Once you’re satisfied with the local classifier, you start the NadirClaw proxy server. This server listens on a local port and accepts requests formatted just like OpenAI’s API (with a model parameter). When a request arrives, the proxy uses the local classifier to decide the actual model to call. If the prompt is simple, it might route to a local model running on your machine (like a small transformer). If complex, it forwards the request to Gemini using the API key you provided. You can test this by sending a cURL or Python request to http://localhost:<port>/v1/chat/completions. The response will come from whichever model the classifier chose, and you can compare the behavior of different routed prompts side‑by‑side.
How can I estimate the cost savings compared to always using an expensive pro model?
To estimate savings, log every request along with its routed model and the token count.
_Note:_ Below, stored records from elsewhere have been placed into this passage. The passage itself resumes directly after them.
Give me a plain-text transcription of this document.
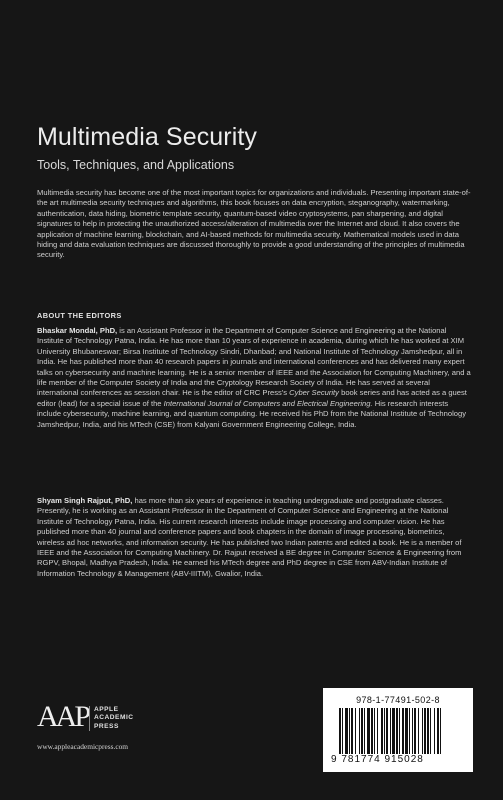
Multimedia Security
Tools, Techniques, and Applications

Multimedia security has become one of the most important topics for organizations and individuals. Presenting important state-of-the art multimedia security techniques and algorithms, this book focuses on data encryption, steganography, watermarking, authentication, data hiding, biometric template security, quantum-based video cryptosystems, pan sharpening, and digital signatures to help in protecting the unauthorized access/alteration of multimedia over the Internet and cloud. It also covers the application of machine learning, blockchain, and AI-based methods for multimedia security. Mathematical models used in data hiding and data evaluation techniques are discussed thoroughly to provide a good understanding of the principles of multimedia security.

ABOUT THE EDITORS

Bhaskar Mondal, PhD, is an Assistant Professor in the Department of Computer Science and Engineering at the National Institute of Technology Patna, India. He has more than 10 years of experience in academia, during which he has worked at XIM University Bhubaneswar; Birsa Institute of Technology Sindri, Dhanbad; and National Institute of Technology Jamshedpur, all in India. He has published more than 40 research papers in journals and international conferences and has delivered many expert talks on cybersecurity and machine learning. He is a senior member of IEEE and the Association for Computing Machinery, and a life member of the Computer Society of India and the Cryptology Research Society of India. He has served at several international conferences as session chair. He is the editor of CRC Press's Cyber Security book series and has acted as a guest editor (lead) for a special issue of the International Journal of Computers and Electrical Engineering. His research interests include cybersecurity, machine learning, and quantum computing. He received his PhD from the National Institute of Technology Jamshedpur, India, and his MTech (CSE) from Kalyani Government Engineering College, India.

Shyam Singh Rajput, PhD, has more than six years of experience in teaching undergraduate and postgraduate classes. Presently, he is working as an Assistant Professor in the Department of Computer Science and Engineering at the National Institute of Technology Patna, India. His current research interests include image processing and computer vision. He has published more than 40 journal and conference papers and book chapters in the domain of image processing, biometrics, wireless ad hoc networks, and information security. He has published two Indian patents and edited a book. He is a member of IEEE and the Association for Computing Machinery. Dr. Rajput received a BE degree in Computer Science & Engineering from RGPV, Bhopal, Madhya Pradesh, India. He earned his MTech degree and PhD degree in CSE from ABV-Indian Institute of Information Technology & Management (ABV-IIITM), Gwalior, India.

AAP APPLE
ACADEMIC
PRESS
www.appleacademicpress.com
978-1-77491-502-8
9 781774 915028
For each request, calculate what it would have cost if you always sent it to the most expensive model (e.g., Gemini Pro). Then sum up the actual costs: zero for local classifier routes (assuming local inference is free) and the Gemini rate for complex prompts. The difference between the “always‑pro” total and your actual total is your savings. Typically, if 70–80% of prompts are simple, you can cut costs by a similar percentage. NadirClaw’s built‑in logging makes this calculation easy – you can export the log to a CSV and run a simple Python script to compute the numbers. The result gives you a clear, data‑driven justification for deploying a routing system.